Think of a Jeep Wrangler, with its four-wheel drive and longitudinal engine layout. Now, imagine it was a sports car. That's sort of the intent here. Hyundai talks about segment busting and new niches. We'd just like to see a vehicle with the Hellion's cool, chunky shape make it to production. The interior is particularly noteworthy. It blends the ubiquitous LCD screen into the dash by making it trapezoidal, so it flows with the curves of the dash, instead of fighting it like rectangular LCDs do.
Flow. That's what the Nagare concept illustrates, according to Mazda, and it portends a future shift in the Japanese automaker's design vocabulary. After years of frenetic zoom-zooming, Mazda wants to relax, chill, and just go with the…flow. Note that the aggressive fenders of several current Mazdas are key ingredients of the Nagare's design, while fan-blade wheels and a sweeping arc that defines both the greenhouse and the body side character line instill a sense of fluid motion even when the Nagare is sitting still. While the Nagare is pure fantasy, the individual design elements seen here in exaggerated concept car form will find their way onto the Mazda products of tomorrow.

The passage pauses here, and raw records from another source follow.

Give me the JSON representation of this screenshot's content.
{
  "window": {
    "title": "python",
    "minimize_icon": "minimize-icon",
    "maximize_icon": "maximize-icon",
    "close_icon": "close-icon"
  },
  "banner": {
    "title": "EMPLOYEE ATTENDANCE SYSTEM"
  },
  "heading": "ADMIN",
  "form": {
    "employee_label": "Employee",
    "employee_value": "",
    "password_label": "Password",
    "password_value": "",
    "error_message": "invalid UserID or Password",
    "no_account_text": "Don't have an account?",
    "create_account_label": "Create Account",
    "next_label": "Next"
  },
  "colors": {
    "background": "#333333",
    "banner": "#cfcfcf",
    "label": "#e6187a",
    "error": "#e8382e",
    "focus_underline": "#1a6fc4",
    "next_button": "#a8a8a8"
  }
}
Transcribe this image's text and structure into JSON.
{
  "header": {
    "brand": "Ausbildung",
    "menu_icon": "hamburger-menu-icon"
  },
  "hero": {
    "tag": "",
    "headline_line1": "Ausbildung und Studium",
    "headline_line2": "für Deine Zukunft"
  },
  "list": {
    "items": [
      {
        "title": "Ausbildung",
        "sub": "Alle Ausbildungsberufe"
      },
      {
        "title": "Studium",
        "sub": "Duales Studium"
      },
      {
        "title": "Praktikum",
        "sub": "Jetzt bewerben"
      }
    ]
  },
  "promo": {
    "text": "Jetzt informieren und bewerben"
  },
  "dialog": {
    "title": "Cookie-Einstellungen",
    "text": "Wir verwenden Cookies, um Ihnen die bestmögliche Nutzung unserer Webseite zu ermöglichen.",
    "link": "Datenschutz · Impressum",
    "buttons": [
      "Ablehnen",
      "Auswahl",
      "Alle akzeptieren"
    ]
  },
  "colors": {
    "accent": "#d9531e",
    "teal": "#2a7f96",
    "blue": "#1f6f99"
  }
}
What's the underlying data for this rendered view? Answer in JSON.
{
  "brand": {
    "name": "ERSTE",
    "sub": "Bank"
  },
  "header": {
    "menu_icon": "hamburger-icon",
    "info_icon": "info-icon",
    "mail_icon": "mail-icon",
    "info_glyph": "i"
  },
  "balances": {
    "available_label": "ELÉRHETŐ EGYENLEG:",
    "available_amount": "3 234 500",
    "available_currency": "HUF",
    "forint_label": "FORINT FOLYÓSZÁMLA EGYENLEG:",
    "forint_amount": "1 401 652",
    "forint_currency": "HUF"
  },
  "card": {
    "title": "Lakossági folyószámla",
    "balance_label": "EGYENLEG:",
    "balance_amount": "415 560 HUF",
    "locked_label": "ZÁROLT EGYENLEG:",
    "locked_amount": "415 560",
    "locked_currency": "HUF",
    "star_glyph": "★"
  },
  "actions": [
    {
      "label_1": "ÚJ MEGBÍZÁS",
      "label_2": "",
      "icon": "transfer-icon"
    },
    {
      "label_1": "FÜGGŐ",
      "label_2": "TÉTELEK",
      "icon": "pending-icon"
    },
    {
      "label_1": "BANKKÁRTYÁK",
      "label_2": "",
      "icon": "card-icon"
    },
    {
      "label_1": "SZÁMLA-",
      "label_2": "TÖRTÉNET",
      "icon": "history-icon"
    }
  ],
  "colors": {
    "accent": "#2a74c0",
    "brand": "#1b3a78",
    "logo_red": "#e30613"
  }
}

Though saying the name quickly might make you think of a adult film title, the Suzuki SXBox is actually one of the brand's all-new all-wheel-drive SX4 MINI wagons decked out with two Xbox 360 gaming systems. The first is planted in the front console and offers dual controls that manipulate the action that's digitally displayed on the inside of the SXBox's retractable hood. Rear passengers get their own system with screens in the headrests, and all players use wireless handsets. Finishing off the visual goodies is a 30-inch screen in the cargo area, and there's a kickin' audio system with oodles of bass to make sure all of the action is heard loud and clear.
If there's one point that the Suzuki Basecamp Concept addresses, it's access – access to the outdoors, access to the interior of the vehicle, and access to the outside world. The outdoors is reigned in by this SUV's four-wheel-drive system, which is perfect for escaping the urban jungle, and the unique two-bike overhead rack lets you bring along a couple of toys, too. A long passenger-side gullwing door affords wide-open access to the XL7's interior, and for those moments when you long to trade the sound of chirping crickets with the hum of a battery-powered laptop, the Basecamp includes wireless internet access, not to mention Bluetooth and iPod compatibility.